I don't know Cheese too well, but I've met him at a Cybercafe off
and on for years. I've been to a party at his house and drank and
gotten high with him. We're friends and casually interact. Cheese is
a football player who's still in high school and has a CUTE
girlfriend. I'm a straight 28 year old programmer who is very well
paid and who weighs less than him (I skinny). He has much better aim
in Counter-Strike and I'm much smarter than him. This means I do
better on public servers and he does better in scrims. We both play
games almost every day and are socially balanced equals with
different lifestyles who talk about games from time to time. I
started Lineage 2 which I had been talking up since Shadowbane came
out (heh). I got into the closed beta and then started on the open
beta. He decided he wanted to play because he saw that I was really
having fun (not to plug L2, but to better explain). When he started
in the OB, I was level 15. The level difference was not insane but
there was a difference. I had played in the CB so I also had more
experience. When Cheese joined L2 we started a student-sensei
relationship, where I tell him what to hunt and where to go, what
armor to wear...because unlike in life, there are very efficient
methods you can identify with experience. This is social
roleplaying. This is why I think it's still an RPG.

When you meet people in a really good leveling group, you tend to
assume a role. You state your role as the healer, the tank,
etc. What happens beyond that is where the ACTUAL social roleplaying
emerges. Are you the talky type? Do you talk about drugs, girls, and
computers (like I do)?  Do you complain (this experience/exp/game
sucks, etc) when you feel disappointed? Are you altruistic?
Etc. Anyone can identify a rather large number of different "types"
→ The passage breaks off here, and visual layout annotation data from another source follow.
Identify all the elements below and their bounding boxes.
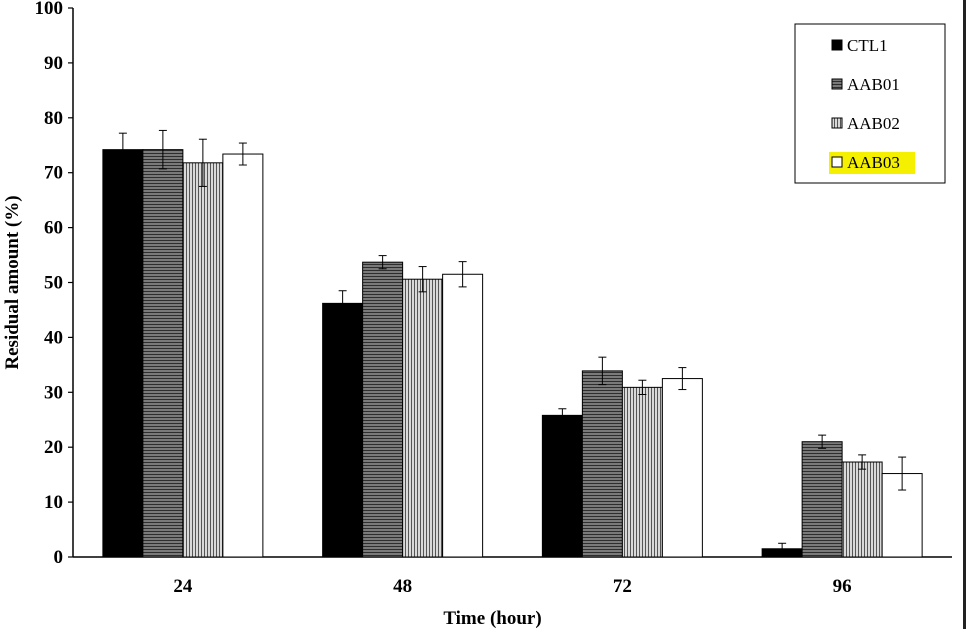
legend-swatch-aab02 (831, 117, 843, 129)
legend-swatch-aab03 (831, 156, 843, 168)
y-axis-title: Residual amount (%) (2, 195, 23, 369)
y-tick-label: 10 (44, 492, 63, 513)
legend-label-ctl1: CTL1 (847, 36, 888, 55)
y-tick-label: 80 (44, 108, 63, 129)
bar-aab01-72 (581, 370, 623, 558)
bar-aab02-72 (621, 386, 663, 558)
bars (102, 129, 923, 558)
y-tick-label: 20 (44, 437, 63, 458)
legend-swatch-aab01 (831, 78, 843, 90)
x-tick-label: 48 (393, 576, 412, 597)
bar-aab01-48 (362, 261, 404, 558)
legend-label-aab03: AAB03 (847, 153, 900, 172)
bar-aab01-96 (801, 441, 843, 558)
y-tick-label: 30 (44, 382, 63, 403)
legend-swatch-ctl1 (831, 39, 843, 51)
y-tick-label: 40 (44, 327, 63, 348)
y-tick-label: 100 (35, 0, 64, 19)
bar-ctl1-24 (102, 149, 144, 558)
bar-aab02-48 (402, 278, 444, 558)
x-tick-label: 24 (173, 576, 193, 597)
x-axis-title: Time (hour) (443, 608, 541, 629)
bar-ctl1-72 (541, 414, 583, 558)
x-tick-label: 72 (613, 576, 632, 597)
bar-aab03-24 (222, 153, 264, 558)
bar-ctl1-48 (322, 302, 364, 558)
bar-aab02-24 (182, 162, 224, 558)
bar-aab03-72 (661, 378, 703, 558)
y-tick-label: 60 (44, 218, 63, 239)
labels: 0 10 20 30 40 50 60 70 80 90 100 24 48 72 96 Time (hour… (2, 0, 852, 629)
y-tick-label: 50 (44, 273, 63, 294)
bar-aab01-24 (142, 149, 184, 558)
legend-label-aab01: AAB01 (847, 75, 900, 94)
bar-aab02-96 (841, 461, 883, 558)
legend: CTL1 AAB01 AAB02 AAB03 (794, 23, 946, 184)
y-tick-label: 70 (44, 163, 63, 184)
legend-label-aab02: AAB02 (847, 114, 900, 133)
x-tick-label: 96 (833, 576, 852, 597)
y-tick-label: 0 (54, 547, 64, 568)
legend-highlight (829, 152, 915, 174)
y-tick-label: 90 (44, 53, 63, 74)
bar-aab03-48 (442, 273, 484, 558)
of players beyond the game mechanics of being a paladin or
archer. Again, this is the roleplaying. MMORPGs force you into
spending copious amounts of time communicating WITH OTHER PEOPLE in
the interest of efficiency in advancement, or the lure of just
giving up takes over (statistically). Perhaps the failure of MMORPGs
is not a crude time consuming metaphor, a lack of content, or even a
lack of people who like to roleplay, but that MMORPGs don't properly
motivate ppl to communicate ENOUGH. YMMV.